Inspiration comes from my fascination with hieroglyphics, iconography, old maps, and typography. I also am intrigued by mathematical and scientific equations and formulas. Bringing these as inspirations into my work, help me to build these stories.

In my Arizona home, I am able paint outside from about November until early June. I stop for the summers, when it gets too hot and I lose control of consistency of the paint and wax. I love that the changes of weather, temperature and humidity all make the experience a bit challenging. But the birds singing and many bees tempted by the smell of wax “cooking”, make it a joyful experience.


Born and raised in South Bend Indiana, Christopher Jagmin was always drawing or painting, and interested in the history of art, as a young boy. As a teen, he would regularly take the train into Chicago and spend hours at the Chicago Art Institute where he discovered works by Georges, Grant Wood, Edward Hopper, and Picasso.

He attended the School of Fine arts at Indiana University, where he studied graphic design and silkscreen printing. After graduating in 1981 with an AB, Christopher Jagmin moved to Austin, Texas. There, he started his career as a graphic designer. Moving up through the ranks at small Design Studios, he moved on to Boston where he continued his career as an award winning Art Director and Creative Director.

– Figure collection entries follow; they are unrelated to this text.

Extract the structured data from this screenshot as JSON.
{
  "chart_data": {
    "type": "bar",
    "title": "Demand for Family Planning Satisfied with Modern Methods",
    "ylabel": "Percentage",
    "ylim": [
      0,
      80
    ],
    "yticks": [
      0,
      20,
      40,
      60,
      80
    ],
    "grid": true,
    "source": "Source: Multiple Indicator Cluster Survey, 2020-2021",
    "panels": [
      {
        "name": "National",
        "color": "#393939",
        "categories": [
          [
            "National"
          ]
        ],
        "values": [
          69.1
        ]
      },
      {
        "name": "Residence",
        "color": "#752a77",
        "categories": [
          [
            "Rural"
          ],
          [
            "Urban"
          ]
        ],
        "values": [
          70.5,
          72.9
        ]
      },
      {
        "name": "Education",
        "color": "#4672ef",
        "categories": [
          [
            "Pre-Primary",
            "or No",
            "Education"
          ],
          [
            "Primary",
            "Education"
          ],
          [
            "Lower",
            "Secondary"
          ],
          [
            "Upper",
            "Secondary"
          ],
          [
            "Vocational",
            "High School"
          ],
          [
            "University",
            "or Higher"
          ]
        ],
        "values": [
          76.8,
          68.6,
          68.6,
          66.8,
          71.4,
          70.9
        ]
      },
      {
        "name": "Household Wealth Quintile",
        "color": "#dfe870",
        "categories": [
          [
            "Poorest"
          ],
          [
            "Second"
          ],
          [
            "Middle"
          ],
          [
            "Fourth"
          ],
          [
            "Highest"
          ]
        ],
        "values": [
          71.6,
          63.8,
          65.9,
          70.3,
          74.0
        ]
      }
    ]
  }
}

Opening his own Design and Illustration shop in 1992, his clients included many Fortune 500 companies, children book publishers, and small start-ups located throughout North America.

Christopher Jagmin is also a recognized illustrator. He currently illustrates advertising materials, children’s textbooks, greeting cards, and many commissioned and personal projects. Samples of his illustrative work can be seen at

In 2002, following his heart, he moved to Phoenix, where he currently resides with his partner, Jack. With this move, and inspired by the Sonoran Desert with it’s unique plants and animals, he started to paint again. In addition to his continuing education of art studies there, Mr. Jagmin studied Encaustic painting at the Shemer Art Museum, with Judith Walsh of Oracle, AZ. He instantly fell in love with the materials and the textural, almost sculptural qualities of the medium. He currently paints outdoors from October through June when the weather is usually beautiful, and not too hot for the process. His work was recently published in Cottage Living Magazine (October 2006).

He has also designed dinnerware, rugs, glassware, towels, and pillows. He just introduced his first collection of dinnerware in early 2007. This is a collection of black and white porcelain plates for the home market. His dinnerware can be found in boutique stores across the country and his work has been featured in major national publications.

Mr. Jagmin recently had his first encaustic painting show at the Truro Fine Art Studio in Truro. MA, and at Pod in Brookline, MA. Currently, his paintings and commissions can be seen in homes across the United States.